The Anglican communion is supporting yesterday’s White Ribbon Day, the United Nations day for the eradication of all forms of violence against women and girls, with 16 days of online panel discussions and social media campaigns to spot and eradicate gender-based violence. The resources are available in seven languages in over 165 countries, and this is as essential for economic development as it is for the promotion of fundamental human dignity.
I welcome the hon. Gentleman’s and Church Commissioners’ support for the International Day for the Elimination of Violence against Women. Sexual violence in conflict remains far too common a tactic of warfare. Can the Church Commissioners report on the steps being taken by the Anglican communion to stop the dreadful stigmatisation of survivors of sexual violence in conflict and the important role that the Church can play around the world?

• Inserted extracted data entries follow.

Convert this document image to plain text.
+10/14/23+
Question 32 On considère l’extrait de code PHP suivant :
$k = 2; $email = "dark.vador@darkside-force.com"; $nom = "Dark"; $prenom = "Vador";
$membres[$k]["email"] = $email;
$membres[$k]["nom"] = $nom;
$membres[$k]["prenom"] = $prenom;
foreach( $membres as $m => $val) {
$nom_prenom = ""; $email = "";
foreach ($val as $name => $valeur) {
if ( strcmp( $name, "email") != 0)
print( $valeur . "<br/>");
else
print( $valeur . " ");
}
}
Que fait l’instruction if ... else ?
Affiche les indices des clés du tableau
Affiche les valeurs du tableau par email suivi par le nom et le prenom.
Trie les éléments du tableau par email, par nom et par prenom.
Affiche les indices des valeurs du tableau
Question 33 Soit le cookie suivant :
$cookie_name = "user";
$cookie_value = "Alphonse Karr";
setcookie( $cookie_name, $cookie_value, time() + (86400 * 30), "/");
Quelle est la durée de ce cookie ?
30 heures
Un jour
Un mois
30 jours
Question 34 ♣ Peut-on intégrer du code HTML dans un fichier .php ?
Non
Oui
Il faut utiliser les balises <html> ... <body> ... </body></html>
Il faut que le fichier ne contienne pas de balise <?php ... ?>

The hon. Lady is absolutely right to raise this completely horrific practice. I can tell her that the Bishop of Gloucester has led discussions with Ministers about the role of faith communities, which are often the first point of call for people in need. Parishes are often willing to scale up support for people suffering from gender-based violence and domestic abuse. It is important that there is a level playing field for all providers of support and advice services, including church ones. That is what we are doing in the UK, but I take her point about the global nature of this issue and the important role that the Anglican communion has in engaging with it.